Secretary of State Mike Pompeo during a news briefing at the State Department in Washington, November 18, 2019.
Yara Nardi | Reuters

U.S. Secretary of State Mike Pompeo said Sunday that the U.S. air strike that killed Iranian commander Qassem Soleimani has made the world safer, and that taking no action would have created more risk.

Pompeo's comments in an interview on ABC's "This Week" follow reports that some senior White House officials were skeptical about the rationale for the drone strike, which they viewed as the most extreme and improbable option in response to Iranian-led violence in Iraq.

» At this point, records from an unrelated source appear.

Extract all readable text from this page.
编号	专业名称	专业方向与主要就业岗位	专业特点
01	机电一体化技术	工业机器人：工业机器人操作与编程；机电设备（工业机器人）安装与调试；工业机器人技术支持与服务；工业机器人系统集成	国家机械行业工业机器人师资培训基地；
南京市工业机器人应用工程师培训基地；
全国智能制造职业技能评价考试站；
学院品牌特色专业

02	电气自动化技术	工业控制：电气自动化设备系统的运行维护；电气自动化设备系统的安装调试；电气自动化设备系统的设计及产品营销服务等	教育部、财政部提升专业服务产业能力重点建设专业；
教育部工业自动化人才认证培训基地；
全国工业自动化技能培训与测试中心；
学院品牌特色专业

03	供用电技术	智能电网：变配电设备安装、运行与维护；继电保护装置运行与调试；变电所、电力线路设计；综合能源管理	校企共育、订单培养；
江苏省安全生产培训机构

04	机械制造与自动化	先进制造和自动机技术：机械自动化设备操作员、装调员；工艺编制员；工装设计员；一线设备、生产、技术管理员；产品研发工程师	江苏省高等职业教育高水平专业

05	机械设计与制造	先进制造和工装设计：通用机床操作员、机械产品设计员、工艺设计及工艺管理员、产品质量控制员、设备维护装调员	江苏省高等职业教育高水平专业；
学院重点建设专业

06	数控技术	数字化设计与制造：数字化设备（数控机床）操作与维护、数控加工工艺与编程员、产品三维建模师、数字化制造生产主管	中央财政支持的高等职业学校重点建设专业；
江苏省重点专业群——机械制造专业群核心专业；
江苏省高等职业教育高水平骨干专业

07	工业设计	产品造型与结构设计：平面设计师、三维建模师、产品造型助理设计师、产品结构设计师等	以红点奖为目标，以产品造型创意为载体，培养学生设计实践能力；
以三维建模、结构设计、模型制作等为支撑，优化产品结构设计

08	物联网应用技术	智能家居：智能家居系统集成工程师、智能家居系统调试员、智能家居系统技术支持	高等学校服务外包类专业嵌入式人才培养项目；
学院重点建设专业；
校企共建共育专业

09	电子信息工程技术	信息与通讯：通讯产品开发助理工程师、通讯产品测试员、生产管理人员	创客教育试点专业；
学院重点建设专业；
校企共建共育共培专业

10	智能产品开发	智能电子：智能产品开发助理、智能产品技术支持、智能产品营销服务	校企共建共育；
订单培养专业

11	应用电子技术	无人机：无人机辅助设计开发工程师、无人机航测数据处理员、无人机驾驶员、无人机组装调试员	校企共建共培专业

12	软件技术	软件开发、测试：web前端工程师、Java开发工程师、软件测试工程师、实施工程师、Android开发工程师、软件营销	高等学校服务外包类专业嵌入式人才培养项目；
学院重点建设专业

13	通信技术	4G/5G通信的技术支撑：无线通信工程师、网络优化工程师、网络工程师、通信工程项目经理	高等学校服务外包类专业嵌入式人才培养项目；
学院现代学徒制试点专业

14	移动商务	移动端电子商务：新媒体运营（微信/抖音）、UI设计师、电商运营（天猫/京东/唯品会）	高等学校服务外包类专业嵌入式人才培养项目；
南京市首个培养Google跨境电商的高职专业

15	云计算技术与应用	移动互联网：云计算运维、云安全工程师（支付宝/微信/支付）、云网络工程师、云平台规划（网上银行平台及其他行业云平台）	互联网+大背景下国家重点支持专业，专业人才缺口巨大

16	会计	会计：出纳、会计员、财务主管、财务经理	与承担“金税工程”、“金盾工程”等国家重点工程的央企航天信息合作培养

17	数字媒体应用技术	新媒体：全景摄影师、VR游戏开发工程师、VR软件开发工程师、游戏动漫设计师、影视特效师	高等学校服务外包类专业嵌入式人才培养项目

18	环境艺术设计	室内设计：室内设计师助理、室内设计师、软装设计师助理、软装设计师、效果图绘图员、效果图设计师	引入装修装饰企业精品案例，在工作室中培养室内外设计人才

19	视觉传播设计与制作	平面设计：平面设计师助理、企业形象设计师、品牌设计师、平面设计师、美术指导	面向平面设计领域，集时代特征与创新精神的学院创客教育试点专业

"The intelligence assessment made clear that no action - allowing Soleimani to continue his plotting and his planning, his terror campaign - created more risk than taking the action that we took last week," Pompeo told ABC's George Stephanopoulos.

"This was a bad guy, we took him off the playing field," Pompeo added. "And that's important because this was a fella who was the glue, who was conducting active plotting against the United States of America, putting American lives at risk."

President Donald Trump has warned Iran not to retaliate against the U.S. over the killing of the Islamic Republic's top general. The president on Saturday that if Tehran took revenge, the U.S. would strike 52 sites that represent American hostages "taken by Iran many years ago."

Iran's Supreme Leader Ayatollah Ali Khamenei has threatened "severe revenge" on the U.S, prompting the Trump administration to deploy thousands of additional troops to the region. Iraq's parliament on Sunday passed a non-binding resolution that calls for the government to end foreign troop presence in the country.

Democrats criticized the drone strike as provoking a risk for more violence, and argued that the White House did not seek congressional approval or authorization for the use of military force against Iran.

Hundreds of thousands of people filled the streets of Iran on Sunday to mourn Soleimani, and members of Iran's parliament were shown on television chanting "Death to America!" in the chamber.

In a separate interview on NBC's "Meet the Press," Pompeo argued that the White House is prepared for a potential counter-attack from Iran.

"It may be that there's a little noise here in the interim, that the Iranians make a choice to respond," he said. "I hope that they don't. President Trump has made clear what we will do in response if they do, that our response will be decisive and vigorous, just as it has been so far."